According to Nielsen BookScan, the number of frontlist titles (books with both an ISBN and a 2007 publication date) sold last year hit 118,602, up 36% from 2006 (86,984). The amount of backlist titles (books with a pre-2007 publication date) sold last year also dramatically increased, up to 758,125 from 590,464 in 2006, a jump of 28%.
André Breedt, Nielsen BookScan research and development analyst, said: "There have been more frontlist titles sold and more individual titles sold than ever before. What we are really beginning to see is the effect of books never going out of print with print on demand."
Breedt said the stark rise was also down to more retailers reporting sales, while publishers are classifying books better and assigning ISBNs to products such as maps for the first time. The 2007 frontlist number is almost double the figure in 2004 (63,695), while the 883,725 titles sold overall in 2007 is a 59% leap from 2004 (553,306).
"What you see here is a reflection of a vibrant and healthy society," said Bloomsbury m.d. Richard Charkin. "The principle is that it is simply getting cheaper to publish, but more costly to market to the high street."
Penguin UK c.e.o. Peter Field agreed. "If there are 120,000 books published, so many of them are p.o.d. or academic monographs, which just won’t make it to the high street. For trade publishers, we each make decisions to publish based on what we can market and sell into the trade."

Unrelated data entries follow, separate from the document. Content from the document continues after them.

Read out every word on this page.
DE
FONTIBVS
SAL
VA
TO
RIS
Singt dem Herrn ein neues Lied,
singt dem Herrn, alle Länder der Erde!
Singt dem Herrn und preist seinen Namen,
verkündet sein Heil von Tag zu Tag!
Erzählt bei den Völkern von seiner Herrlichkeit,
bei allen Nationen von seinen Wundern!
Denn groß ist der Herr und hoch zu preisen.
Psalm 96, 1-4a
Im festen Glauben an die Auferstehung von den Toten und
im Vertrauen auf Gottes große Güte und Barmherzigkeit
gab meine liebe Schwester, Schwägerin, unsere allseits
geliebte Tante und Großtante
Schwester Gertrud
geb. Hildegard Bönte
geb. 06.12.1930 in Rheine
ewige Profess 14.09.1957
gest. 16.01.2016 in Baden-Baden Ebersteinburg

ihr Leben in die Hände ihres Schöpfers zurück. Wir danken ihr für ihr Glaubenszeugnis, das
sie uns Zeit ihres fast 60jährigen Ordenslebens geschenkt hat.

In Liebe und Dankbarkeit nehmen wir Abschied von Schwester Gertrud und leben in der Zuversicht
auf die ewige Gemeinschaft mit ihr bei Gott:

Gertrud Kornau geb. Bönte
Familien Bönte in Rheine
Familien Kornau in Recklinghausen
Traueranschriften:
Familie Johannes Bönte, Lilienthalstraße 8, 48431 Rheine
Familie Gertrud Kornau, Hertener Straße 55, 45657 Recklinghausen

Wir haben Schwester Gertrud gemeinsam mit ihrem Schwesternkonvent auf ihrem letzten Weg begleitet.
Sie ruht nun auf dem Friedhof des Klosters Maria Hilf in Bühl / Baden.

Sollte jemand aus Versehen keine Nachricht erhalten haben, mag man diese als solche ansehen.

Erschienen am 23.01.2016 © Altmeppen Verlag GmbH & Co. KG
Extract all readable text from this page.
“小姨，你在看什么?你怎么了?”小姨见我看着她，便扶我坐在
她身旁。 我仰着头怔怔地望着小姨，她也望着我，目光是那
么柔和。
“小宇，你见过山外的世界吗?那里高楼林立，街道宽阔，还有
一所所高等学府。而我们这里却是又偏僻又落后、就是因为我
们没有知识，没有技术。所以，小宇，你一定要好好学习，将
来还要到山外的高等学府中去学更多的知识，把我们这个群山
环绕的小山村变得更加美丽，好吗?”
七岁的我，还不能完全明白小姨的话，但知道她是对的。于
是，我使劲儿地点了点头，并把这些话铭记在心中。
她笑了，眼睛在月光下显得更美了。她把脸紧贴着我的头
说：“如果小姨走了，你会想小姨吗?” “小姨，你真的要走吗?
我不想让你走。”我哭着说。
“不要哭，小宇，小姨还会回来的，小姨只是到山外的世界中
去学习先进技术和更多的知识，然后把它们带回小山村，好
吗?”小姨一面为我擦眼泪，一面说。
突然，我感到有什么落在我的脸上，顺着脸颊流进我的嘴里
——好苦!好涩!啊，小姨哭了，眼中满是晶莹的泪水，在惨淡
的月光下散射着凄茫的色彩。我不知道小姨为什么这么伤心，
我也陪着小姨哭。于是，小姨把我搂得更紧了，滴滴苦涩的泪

Duncan Enright, Elsevier's UK publishing director, said he was not surprised by the rise in p.o.d. He added: "Print costs are historically low and p.o.d. is so much easier to produce. If all these books are doing good things for the readers, then I don’t think it is a bad thing. I would say that Elsevier itself is not publishing significantly more, we’re just making the books available in slightly different formats."